Женщины, закутанные до глаз, шли с детьми от двери к двери, выдерживая ветер и снег, чтобы попросить кров или чашку теплого молока. Были также дети, которые тянули своих больных матерей вперед на салазках или досках, ища доктора, кровать или только теплый угол. Из порта в город прибывали другие закутанные фигуры, все больше беженцы из Кенигсберга, Замланда, Восточной Пруссии, кто нашел место на борту судна в Пиллау и высадился на берег здесь, за пределами непосредственной опасной зоны.

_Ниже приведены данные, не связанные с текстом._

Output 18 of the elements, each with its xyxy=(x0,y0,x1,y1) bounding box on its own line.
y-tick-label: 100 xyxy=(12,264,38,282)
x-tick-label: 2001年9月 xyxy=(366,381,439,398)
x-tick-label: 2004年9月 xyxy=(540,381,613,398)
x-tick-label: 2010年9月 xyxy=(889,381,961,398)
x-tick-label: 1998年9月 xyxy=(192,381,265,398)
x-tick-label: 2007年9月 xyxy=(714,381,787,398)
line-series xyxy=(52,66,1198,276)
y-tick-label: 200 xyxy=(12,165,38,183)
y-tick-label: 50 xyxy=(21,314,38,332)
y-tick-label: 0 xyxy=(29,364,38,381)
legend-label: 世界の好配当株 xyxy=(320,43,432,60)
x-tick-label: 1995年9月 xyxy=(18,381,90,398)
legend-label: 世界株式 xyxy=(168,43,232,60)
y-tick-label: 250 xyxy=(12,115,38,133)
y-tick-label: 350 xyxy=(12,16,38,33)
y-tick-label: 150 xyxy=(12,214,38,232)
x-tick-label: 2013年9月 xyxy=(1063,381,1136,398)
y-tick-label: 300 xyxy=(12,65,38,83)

Через шеренги этих людей катили длинные санитарные автопоезда и открытые грузовики, заполненные ранеными из Курляндии, которые прибыли на дополнительных госпитальных судах и судах, пустых от боеприпасов. Гдыня была все еще одним из главных пунктов поставок и отправлений для Курляндского фронта. Раненые были доставлены сюда, чтобы продолжить рейс по суше. Одни санитарные машины и грузовики с беспомощным грузом направлялись к запасным путям железной дороги, где стояли в готовности товарные вагоны с курящимися дымом печами. Другие катились в госпитали в городе. Позади них шли раненые, которые были способны идти, с повязками и костылями, многие из них были без пальто и защищались от холода, как могли. Они шли по улицам Гдыни, как только прибыли из Курляндии, счастливо сбежав из одного котла и оказавшись в опасности быть пойманными в другом.

Тем утром офицер адмирала Бухарди стоял у окна в береговой гостинице Гдыни. Через заклеенные бумагой стекла он смотрел на снег, крутящийся над бассейном порта.

Молодой, энергичный корветтен-капитан был неуместен в гостиничном номере. Он видел сражение в Финляндском заливе и разгром под Ленинградом, капитуляцию финнов и эвакуацию германских баз на финских островах. Он отступал из Латвии и Эстонии, оставлял Ригу и Ревель и сражался за полуостров Сворбе. Он стал специалистом в операциях по эвакуации и поставкам по морю. Он был назначен ответственным за все линии поставок в курляндской армии.

Простой случай перебросил его из штаба адмирала в Либау в порт Гдыни. Когда он прибыл, командир порта был в состоянии полного отупения. С восьми часов утра до двенадцати ночи в его офисе продолжались бурные совещания, в то время как в порту росло и росло наводнение беженцев, которое призывало к действию.

Молодой офицер решил остаться в Гдыне и взять дело в свои руки. Адмирал Бухарди в Либау дал на это разрешение, а несколько дней спустя пришел приказ от адмирала Дёница, назначавший его остаться в заливе Данцига и «в случае необходимости» провести эвакуацию из Восточной и Западной Пруссии через море.